Eso ahora ha cambiado. La industria de los bonos basura se ha convertido en una industria exorbitante donde los inversores se arremolinan buscando gangas. De hecho, para hacerlo más atrayente, incluso se le ha ido cambiando el nombre y ahora a ese tipo de bonos, que no poseen el grado de inversión, se les conoce como “de grado especulativo” o (mi favorito) “de alto rendimiento”. Una nomenclatura que es atrayente para demasiados inversores con la esperanza de ganar demasiado, aunque eso suponga arriesgar demasiado.
LAS SEÑALES DE ALARMA SE HAN ENCENDIDO
Otra de las causas de que nadie esté mirando con profundidad a la deuda corporativa es que no ven las señales de alarma que ya se están lanzando. En primer lugar, por el elevado volumen de deuda. La deuda corporativa global (excluidas las empresas financieras) aumentó del 84% del PIB en 2009 al 92% en 2019, calculaba el Instituto de Finanzas Internacionales. En Estados Unidos, la deuda corporativa no financiera ha subido al 47% del PIB desde el 43% de hace una década, según la Reserva Federal. Ahora esos número están desfasados por ambas vías.
El PIB de los países ha caído o crecido muy poco, mientras que la deuda de las empresas se ha disparado por culpa de la pandemia. Además, de que la proporción de deuda sin grado de calificación es mayor. El resultado es un mercado de bonos corporativos excesivamente frágil. A eso hay que añadirle algunas particularidades de dicho mercado. Especialmente, la baja liquidez que suelen tener, mucho menos, por ejemplo, que las acciones. De hecho, la contratación de estos valores por vía telefónica sigue siendo casi más alta que a través de internet. Por ello, un shock en este mercado tendría consecuencias catastróficas.
Por último, se han ido enterrando o tapando las pocas advertencias que llegaban. En febrero de 2019, el presidente de la Reserva Federal, Jerome Powell, advirtió al Congreso de que la deuda corporativa representaba “un riesgo macroeconómico (…) particularmente en el caso de una recesión económica”. Esa profecía no se cumplió cuando llegó el Covid y la economía se hundió. Pero había truco. La Fed y el BCE mantenían inundados los mercados de liquidez y las tasas de interés estaban en mínimos históricos. Además, que los costes (energéticos o laborales) eran mínimos con el precio del petróleo y la electricidad hundidos por la falta de demanda.

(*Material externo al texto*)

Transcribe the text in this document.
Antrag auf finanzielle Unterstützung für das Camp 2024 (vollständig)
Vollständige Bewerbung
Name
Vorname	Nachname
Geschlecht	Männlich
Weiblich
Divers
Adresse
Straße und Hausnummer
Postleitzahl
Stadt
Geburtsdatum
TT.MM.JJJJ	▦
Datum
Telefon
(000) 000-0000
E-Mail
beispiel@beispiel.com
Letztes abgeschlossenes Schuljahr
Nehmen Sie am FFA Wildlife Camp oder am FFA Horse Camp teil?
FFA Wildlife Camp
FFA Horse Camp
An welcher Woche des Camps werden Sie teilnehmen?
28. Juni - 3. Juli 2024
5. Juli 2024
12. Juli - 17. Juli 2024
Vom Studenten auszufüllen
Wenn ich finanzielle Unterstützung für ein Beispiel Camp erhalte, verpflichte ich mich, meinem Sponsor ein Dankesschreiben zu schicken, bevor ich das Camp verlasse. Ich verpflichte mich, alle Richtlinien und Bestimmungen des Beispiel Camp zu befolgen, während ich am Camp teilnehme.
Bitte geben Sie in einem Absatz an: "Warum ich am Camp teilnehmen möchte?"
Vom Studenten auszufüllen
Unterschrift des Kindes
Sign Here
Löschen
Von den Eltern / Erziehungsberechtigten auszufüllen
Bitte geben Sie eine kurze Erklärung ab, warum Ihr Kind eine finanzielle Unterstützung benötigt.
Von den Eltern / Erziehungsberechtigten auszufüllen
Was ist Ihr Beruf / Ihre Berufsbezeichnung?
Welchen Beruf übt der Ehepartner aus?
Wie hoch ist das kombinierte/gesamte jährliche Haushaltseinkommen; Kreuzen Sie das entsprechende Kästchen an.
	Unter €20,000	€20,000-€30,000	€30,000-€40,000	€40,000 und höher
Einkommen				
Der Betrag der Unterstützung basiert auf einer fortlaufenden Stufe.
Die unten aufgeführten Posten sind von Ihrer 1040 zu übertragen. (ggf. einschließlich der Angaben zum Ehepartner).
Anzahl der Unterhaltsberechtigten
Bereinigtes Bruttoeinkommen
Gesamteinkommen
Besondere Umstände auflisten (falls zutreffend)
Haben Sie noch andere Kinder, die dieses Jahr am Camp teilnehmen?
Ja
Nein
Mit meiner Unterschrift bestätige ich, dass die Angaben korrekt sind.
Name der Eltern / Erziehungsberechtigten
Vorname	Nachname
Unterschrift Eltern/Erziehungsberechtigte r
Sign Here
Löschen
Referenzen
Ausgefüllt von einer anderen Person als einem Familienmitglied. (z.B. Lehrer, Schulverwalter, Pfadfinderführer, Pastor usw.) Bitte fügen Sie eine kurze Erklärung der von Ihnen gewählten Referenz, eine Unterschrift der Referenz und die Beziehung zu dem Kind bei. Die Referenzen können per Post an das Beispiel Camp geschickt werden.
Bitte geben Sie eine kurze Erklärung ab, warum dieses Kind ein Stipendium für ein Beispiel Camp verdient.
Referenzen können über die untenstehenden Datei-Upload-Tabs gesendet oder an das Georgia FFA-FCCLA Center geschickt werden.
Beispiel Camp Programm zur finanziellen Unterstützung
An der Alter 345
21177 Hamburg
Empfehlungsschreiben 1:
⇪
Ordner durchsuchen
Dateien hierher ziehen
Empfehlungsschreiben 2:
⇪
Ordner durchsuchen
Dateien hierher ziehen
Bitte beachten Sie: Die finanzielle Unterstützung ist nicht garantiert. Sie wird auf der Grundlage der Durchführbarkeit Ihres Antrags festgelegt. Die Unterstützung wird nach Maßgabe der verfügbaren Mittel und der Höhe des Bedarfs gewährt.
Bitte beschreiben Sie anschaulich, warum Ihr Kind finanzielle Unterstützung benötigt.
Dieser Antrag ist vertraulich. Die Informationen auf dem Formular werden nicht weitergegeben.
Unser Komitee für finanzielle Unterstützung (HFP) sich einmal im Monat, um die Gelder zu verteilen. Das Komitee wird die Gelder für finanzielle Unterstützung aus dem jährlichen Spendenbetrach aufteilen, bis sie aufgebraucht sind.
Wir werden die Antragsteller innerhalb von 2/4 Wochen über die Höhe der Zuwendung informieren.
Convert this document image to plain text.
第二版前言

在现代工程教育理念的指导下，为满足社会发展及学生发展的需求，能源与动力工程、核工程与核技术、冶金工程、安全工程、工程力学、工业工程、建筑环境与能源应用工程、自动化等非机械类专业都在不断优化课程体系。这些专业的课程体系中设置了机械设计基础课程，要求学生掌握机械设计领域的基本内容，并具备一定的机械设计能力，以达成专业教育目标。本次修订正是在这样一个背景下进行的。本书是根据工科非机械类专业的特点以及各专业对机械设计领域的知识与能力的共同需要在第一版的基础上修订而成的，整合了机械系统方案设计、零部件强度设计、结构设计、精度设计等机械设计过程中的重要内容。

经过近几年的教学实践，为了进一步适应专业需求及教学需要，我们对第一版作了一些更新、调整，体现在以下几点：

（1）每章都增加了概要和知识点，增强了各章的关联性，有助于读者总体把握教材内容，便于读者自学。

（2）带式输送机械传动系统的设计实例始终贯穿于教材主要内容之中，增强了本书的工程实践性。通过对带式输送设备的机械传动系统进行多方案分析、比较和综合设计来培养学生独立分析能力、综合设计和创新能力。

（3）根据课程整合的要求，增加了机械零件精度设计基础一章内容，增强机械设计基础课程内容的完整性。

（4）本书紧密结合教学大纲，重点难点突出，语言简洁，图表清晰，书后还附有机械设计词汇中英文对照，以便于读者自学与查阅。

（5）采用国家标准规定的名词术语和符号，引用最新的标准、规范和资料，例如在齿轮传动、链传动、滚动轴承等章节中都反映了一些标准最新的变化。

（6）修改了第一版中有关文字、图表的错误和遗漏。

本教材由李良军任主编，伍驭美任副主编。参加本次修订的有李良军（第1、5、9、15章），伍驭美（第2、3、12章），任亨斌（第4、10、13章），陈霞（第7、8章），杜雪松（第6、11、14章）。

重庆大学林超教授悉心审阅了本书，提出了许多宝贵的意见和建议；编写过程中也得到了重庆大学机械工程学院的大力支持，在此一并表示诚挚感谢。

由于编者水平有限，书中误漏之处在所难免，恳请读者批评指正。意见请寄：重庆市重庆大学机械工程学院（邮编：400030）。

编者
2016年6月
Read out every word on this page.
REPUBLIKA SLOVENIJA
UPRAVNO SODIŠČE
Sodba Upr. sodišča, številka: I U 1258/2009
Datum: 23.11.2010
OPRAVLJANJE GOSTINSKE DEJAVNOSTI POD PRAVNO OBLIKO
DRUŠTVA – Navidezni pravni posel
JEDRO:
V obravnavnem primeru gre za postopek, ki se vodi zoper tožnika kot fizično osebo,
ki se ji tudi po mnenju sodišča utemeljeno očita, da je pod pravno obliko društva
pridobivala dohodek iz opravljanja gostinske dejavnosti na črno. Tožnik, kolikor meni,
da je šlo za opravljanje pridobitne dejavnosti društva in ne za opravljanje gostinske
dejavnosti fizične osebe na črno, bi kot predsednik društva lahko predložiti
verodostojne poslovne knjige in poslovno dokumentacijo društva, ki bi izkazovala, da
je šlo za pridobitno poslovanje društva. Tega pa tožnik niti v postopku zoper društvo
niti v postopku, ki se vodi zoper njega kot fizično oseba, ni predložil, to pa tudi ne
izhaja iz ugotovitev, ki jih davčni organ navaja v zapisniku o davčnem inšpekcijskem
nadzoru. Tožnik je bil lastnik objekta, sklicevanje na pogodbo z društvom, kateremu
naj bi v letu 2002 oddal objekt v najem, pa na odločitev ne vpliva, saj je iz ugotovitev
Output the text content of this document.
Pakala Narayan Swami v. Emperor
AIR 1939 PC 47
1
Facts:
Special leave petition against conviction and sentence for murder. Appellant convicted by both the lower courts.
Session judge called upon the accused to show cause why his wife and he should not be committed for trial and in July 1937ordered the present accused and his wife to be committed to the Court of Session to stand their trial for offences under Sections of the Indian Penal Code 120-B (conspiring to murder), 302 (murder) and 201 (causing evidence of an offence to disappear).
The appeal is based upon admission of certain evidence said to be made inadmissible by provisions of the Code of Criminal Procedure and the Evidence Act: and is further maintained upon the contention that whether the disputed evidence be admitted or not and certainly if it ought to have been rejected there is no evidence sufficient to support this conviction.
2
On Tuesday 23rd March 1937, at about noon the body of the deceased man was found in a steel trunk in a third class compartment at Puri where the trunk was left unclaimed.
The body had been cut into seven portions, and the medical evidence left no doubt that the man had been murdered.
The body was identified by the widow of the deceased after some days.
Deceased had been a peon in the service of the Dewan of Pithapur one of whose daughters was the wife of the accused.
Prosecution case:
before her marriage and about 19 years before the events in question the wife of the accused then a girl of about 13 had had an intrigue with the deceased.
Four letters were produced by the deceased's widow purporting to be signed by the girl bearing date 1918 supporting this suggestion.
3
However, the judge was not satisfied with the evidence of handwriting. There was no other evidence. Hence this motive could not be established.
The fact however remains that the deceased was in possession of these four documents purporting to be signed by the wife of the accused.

Pero la situación ha cambiado. Además, drásticamente. Las tasas de interés están subiendo de forma acelerada, en la actualidad el coste de los créditos preferenciales para las empresas más solventes de Estados Unidos ya está en el 4%. Los estímulos y la liquidez ha empezado a drenarse. Y, por último, los costes no solo están en máximos no vistos nunca, sino que no hay ni siquiera mano de obra suficiente. En definitiva, las empresas de todo el mundo están acorraladas y a merced de que una recesión (que llegará tarde o temprano) las barra totalmente. Para lo que pase después, con la economía y el sector financiero, nadie se atreve a aventurarlo.